Conflating the University of Michigan’s management of its successful, transparent and essential endowment with the horrific criminal activity of a sexual predator is irresponsible, incomprehensible and false.
The Free Press’ Feb 4 editorial (“Can MSU, U-M overcome burden of old boys’ network?”) and the endowment stories it references invent conclusions and peddle innuendo not supported by facts. It also says, “It’s fair … to expect the schools to provide answers.” U-M did.
U-M provided Free Press reporters with 15 years of annual investment reports, copies of gift agreements and links to hundreds of other documents posted publicly on our website. Our chief investment officer, two vice presidents, and I gave extensive interviews. U-M additionally responded to several follow-up rounds of questions asked by reporters.
Unfortunately, the claims made in these stories and editorial are not supported by this material.
We have said all along that our endowment’s purpose is to provide sustained resources to support our students and academic programs. The $4 billion in endowment distributions to the university’s budget that have been generated over the last 20 years that support student scholarships and university programs is evidence of our success and the endowment’s importance. Without donor and endowment support, annual tuition in Ann Arbor would be nearly $6,000 higher per student. This success requires that we achieve the highest returns through the best investments.
Only a small fraction of the endowment is invested with firms associated with members of our Investment Advisory Committee. In fact, 98% of U-M investments are managed elsewhere. This volunteer committee meets twice a year to help us assess the overall investment landscape. They DO NOT evaluate or approve individual investment opportunities. It would be irresponsible if we did not reach out to these industry-leading alumni for their high-level advice.
When potential investments meet our stringent endowment criteria, we seek to invest. The 2% of our endowment invested in well-managed funds affiliated with committee members were evaluated the same way we evaluate all investment opportunities.
We also take issue with any suggestion that U-M is investing in Pittsburgh to the tune of $220 million. This refers to a bank in Pittsburgh that invests some of the university’s cash in federal Treasury Bills and other government securities. The university created a website to present facts that we believe refute this and other inaccurate assertions in the articles.
University investments through the endowment get stringent oversight from our elected Board of Regents. The university also provides investment updates at each Regents meeting and publishes an annual report of investments.
Board oversight, rigorous professional investment management, and a record of sustained growth have made the University of Michigan endowment a critical component of our ability to advance our mission of research, education, patient care and public impact. Our 20-year annualized return of 9.7% ranks in the top decile for long-term investment performance.

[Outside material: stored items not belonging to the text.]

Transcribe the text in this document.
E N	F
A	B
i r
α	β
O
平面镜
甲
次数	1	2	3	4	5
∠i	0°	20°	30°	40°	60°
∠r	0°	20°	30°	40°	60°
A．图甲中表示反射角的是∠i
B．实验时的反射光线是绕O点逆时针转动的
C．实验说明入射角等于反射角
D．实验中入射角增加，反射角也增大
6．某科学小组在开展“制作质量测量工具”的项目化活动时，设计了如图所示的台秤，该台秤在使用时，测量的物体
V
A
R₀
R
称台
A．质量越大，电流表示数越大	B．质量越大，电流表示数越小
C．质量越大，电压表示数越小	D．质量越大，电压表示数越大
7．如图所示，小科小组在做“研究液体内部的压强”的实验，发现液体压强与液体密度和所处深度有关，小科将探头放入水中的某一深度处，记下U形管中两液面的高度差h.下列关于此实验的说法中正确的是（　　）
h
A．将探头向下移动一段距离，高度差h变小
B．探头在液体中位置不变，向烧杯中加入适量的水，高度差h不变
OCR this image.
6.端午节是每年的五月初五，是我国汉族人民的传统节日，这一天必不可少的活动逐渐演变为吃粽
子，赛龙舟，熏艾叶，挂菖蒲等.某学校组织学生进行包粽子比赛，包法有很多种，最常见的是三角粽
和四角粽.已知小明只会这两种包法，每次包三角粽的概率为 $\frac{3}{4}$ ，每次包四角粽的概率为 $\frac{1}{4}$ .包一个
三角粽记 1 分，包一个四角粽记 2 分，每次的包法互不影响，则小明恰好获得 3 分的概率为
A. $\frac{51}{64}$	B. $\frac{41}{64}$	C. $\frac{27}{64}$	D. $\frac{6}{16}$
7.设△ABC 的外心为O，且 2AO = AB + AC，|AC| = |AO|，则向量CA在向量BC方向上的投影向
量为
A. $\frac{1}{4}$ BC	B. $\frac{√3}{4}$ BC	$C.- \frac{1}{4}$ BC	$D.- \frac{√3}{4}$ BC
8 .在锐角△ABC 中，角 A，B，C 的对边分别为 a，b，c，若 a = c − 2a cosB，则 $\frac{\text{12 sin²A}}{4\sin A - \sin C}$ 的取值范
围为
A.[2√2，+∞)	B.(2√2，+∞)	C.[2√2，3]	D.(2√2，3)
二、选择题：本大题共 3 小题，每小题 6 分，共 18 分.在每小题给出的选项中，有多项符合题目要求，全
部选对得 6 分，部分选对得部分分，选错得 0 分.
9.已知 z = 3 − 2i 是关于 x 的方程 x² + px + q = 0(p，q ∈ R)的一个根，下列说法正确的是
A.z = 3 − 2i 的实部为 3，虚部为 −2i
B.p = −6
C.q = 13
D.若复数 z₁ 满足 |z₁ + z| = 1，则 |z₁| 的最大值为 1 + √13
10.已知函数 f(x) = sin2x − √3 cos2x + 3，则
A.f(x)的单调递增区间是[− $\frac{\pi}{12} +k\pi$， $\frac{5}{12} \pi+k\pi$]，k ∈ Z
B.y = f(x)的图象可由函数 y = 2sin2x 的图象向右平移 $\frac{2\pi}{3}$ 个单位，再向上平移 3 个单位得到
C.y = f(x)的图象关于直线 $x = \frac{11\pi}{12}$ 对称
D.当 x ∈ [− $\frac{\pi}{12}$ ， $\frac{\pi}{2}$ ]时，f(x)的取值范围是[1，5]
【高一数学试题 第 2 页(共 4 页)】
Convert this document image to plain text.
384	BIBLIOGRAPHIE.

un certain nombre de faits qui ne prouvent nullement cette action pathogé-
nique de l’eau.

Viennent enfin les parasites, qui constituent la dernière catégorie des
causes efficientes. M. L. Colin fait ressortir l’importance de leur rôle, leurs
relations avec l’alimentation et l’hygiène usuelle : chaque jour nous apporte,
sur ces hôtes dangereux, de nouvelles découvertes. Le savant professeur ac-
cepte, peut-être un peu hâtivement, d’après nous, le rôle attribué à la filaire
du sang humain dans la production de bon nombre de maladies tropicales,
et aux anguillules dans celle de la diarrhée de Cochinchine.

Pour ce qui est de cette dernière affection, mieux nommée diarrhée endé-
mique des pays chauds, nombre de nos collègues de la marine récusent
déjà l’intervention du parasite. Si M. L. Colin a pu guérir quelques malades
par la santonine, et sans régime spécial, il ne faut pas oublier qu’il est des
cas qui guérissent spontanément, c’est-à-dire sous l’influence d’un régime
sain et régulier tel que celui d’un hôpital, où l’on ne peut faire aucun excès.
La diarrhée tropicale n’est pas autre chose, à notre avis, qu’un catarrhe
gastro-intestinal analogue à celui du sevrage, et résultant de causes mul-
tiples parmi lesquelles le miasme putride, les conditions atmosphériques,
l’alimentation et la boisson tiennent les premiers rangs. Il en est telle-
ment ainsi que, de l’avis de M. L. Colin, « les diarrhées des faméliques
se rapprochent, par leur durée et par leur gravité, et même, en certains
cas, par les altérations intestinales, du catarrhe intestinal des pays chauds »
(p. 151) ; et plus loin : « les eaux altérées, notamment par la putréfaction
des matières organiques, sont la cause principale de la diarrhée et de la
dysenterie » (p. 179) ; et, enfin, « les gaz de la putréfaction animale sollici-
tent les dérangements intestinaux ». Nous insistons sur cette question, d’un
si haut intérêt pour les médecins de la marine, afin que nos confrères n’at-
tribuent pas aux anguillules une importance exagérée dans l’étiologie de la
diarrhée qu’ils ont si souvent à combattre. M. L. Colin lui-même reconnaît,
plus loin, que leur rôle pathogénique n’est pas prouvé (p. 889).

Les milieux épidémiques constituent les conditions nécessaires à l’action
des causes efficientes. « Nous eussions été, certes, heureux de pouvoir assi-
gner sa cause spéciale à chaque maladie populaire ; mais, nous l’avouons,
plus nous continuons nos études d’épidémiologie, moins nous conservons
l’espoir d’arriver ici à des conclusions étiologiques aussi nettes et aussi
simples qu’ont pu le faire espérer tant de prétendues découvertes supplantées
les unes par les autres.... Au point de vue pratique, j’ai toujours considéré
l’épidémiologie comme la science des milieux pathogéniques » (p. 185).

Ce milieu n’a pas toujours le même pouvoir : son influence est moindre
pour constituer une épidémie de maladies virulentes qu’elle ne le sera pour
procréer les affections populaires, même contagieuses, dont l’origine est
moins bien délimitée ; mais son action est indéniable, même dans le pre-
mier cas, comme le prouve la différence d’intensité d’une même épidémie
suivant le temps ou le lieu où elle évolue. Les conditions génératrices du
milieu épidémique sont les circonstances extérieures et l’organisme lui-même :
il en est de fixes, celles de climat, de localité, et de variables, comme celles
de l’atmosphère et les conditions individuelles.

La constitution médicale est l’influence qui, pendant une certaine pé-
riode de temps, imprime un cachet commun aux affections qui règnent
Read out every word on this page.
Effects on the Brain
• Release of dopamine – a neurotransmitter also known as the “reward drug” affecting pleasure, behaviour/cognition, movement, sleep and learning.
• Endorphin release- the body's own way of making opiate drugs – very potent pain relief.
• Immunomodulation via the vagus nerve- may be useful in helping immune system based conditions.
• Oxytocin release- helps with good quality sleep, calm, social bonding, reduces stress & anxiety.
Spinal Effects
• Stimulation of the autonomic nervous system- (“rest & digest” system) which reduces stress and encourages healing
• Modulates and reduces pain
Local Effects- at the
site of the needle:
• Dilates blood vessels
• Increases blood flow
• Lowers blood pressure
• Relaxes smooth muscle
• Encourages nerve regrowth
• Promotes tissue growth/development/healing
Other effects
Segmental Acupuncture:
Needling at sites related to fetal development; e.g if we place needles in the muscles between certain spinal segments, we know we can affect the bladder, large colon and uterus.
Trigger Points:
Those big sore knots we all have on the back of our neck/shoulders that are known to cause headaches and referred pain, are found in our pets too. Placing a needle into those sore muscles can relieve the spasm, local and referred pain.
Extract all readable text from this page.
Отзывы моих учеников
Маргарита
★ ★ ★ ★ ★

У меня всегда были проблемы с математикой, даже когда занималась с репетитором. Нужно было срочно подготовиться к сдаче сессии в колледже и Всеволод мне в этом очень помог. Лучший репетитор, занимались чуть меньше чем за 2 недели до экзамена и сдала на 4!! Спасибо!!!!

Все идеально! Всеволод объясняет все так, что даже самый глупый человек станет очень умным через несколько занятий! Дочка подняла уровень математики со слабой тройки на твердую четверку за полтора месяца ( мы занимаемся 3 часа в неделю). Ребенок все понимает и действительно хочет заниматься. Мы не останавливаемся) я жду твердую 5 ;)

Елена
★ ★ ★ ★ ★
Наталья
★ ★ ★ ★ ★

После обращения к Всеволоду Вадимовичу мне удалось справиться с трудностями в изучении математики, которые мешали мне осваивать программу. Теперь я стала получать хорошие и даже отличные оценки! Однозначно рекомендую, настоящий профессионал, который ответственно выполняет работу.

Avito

For fiscal year 2017 alone, our endowment provided a $325 million distribution, and when coupled with the $314 million we received from the state, supports our mission and impact. The $325 million endowment distribution directly benefited students, faculty, staff and programs in Ann Arbor, Dearborn and Flint. These are real people who rely on these investment returns to learn, teach, conduct research and serve our great state. False conflations and innuendo won’t change that.